Le lieu lui-même est soigneusement aménagé. Une grande bibliothèque en acajou est réalisée par un ébéniste, témoignant de l’importance accordée à la mise en valeur des ouvrages.
Mme Mbow se souvient d’une anecdote particulièrement révélatrice : lors de la construction de la maison, elle souhaitait une piscine, tandis que son mari insistait pour avoir une bibliothèque. Finalement, la bibliothèque l’emporte. Avec le recul, elle confie ne jamais l’avoir regretté, tant cet espace est devenu un lieu de convivialité et de partage.
Construire une bibliothèque est une chose, la préserver en est une autre. Mme Mbow évoque avec lucidité les défis rencontrés : termites, souris, conditions de conservation parfois difficiles.
Ces anecdotes rappellent que la préservation d’un tel patrimoine repose sur un engagement constant, impliquant toute la famille.
Pour Amadou Mahtar Mbow, le livre n’est pas seulement un objet intellectuel. Il est aussi une expérience sensorielle. Il aime toucher les pages, sentir l’odeur du papier, feuilleter les ouvrages.
Lorsqu’il découvre un passage marquant, il appelle son épouse, partage, discute, interroge. Le livre devient alors un point de départ pour la réflexion, mais aussi pour le dialogue.
Cette relation vivante au livre se prolonge dans l’engagement de Mme Mbow comme enseignante. À ses élèves, elle transmet le goût de la lecture à travers une phrase devenue emblématique :
« Lisez, lisez, il en restera toujours quelque chose ».
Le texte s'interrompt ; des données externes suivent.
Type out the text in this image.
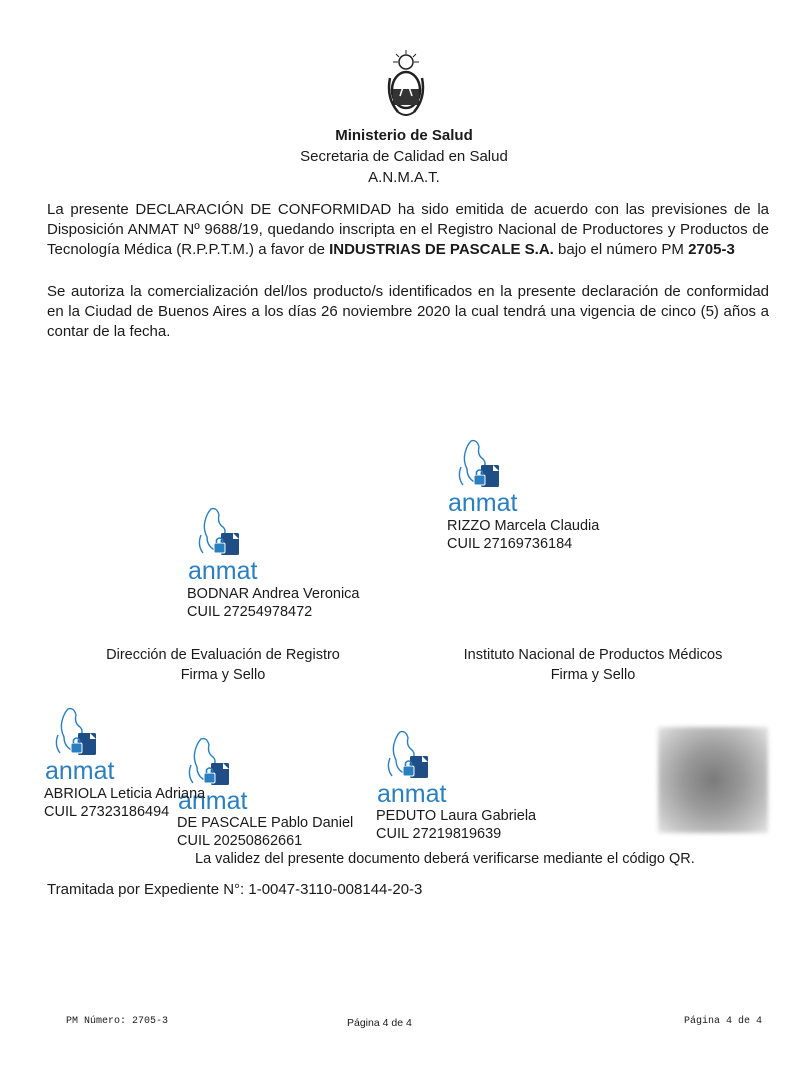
Ministerio de Salud
Secretaria de Calidad en Salud
A.N.M.A.T.
La presente DECLARACIÓN DE CONFORMIDAD ha sido emitida de acuerdo con las previsiones de la Disposición ANMAT Nº 9688/19, quedando inscripta en el Registro Nacional de Productores y Productos de Tecnología Médica (R.P.P.T.M.) a favor de INDUSTRIAS DE PASCALE S.A. bajo el número PM 2705-3
Se autoriza la comercialización del/los producto/s identificados en la presente declaración de conformidad en la Ciudad de Buenos Aires a los días 26 noviembre 2020 la cual tendrá una vigencia de cinco (5) años a contar de la fecha.
anmat
RIZZO Marcela Claudia
CUIL 27169736184
anmat
BODNAR Andrea Veronica
CUIL 27254978472
Dirección de Evaluación de Registro
Firma y Sello
Instituto Nacional de Productos Médicos
Firma y Sello
anmat
anmat	anmat
ABRIOLA Leticia Adriana
CUIL 27323186494
DE PASCALE Pablo Daniel
CUIL 20250862661
PEDUTO Laura Gabriela
CUIL 27219819639
La validez del presente documento deberá verificarse mediante el código QR.
Tramitada por Expediente N°: 1-0047-3110-008144-20-3
PM Número: 2705-3	Página 4 de 4	Página 4 de 4
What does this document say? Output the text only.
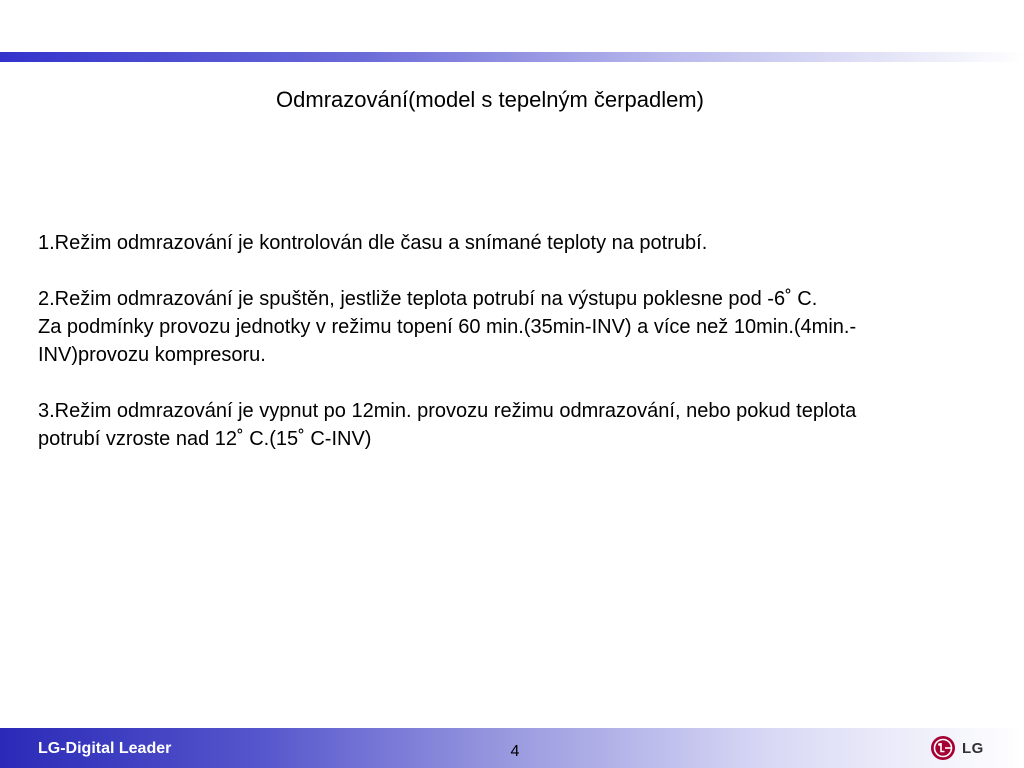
Odmrazování(model s tepelným čerpadlem)

1.Režim odmrazování je kontrolován dle času a snímané teploty na potrubí.

2.Režim odmrazování je spuštěn, jestliže teplota potrubí na výstupu poklesne pod -6˚ C.

Za podmínky provozu jednotky v režimu topení 60 min.(35min-INV) a více než 10min.(4min.-

INV)provozu kompresoru.

3.Režim odmrazování je vypnut po 12min. provozu režimu odmrazování, nebo pokud teplota

potrubí vzroste nad 12˚ C.(15˚ C-INV)

LG-Digital Leader	4	LG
Du patrimoine privé à un héritage partagé
Un moment décisif intervient lorsque Mme Mbow propose de faire don de la bibliothèque à l’Université Amadou Mahtar Mbow. Inspirée par une initiative similaire, elle suggère que cette collection devienne un bien commun.
La proposition est immédiatement acceptée par toute la famille. Ce geste traduit une conviction forte : le savoir doit être partagé et accessible au plus grand nombre.
Aujourd’hui, ce fonds constitue un pilier de la Bibliothèque patrimoniale de la BU-UAM et s’inscrit dans une dynamique de valorisation et de transmission.
Lire, transmettre, construire
En partageant ce témoignage à l’occasion de la Journée mondiale du livre et du droit d’auteur, la BU-UAM souhaite faire dialoguer mémoire et présent, et rappeler le rôle fondamental du livre dans la construction des sociétés.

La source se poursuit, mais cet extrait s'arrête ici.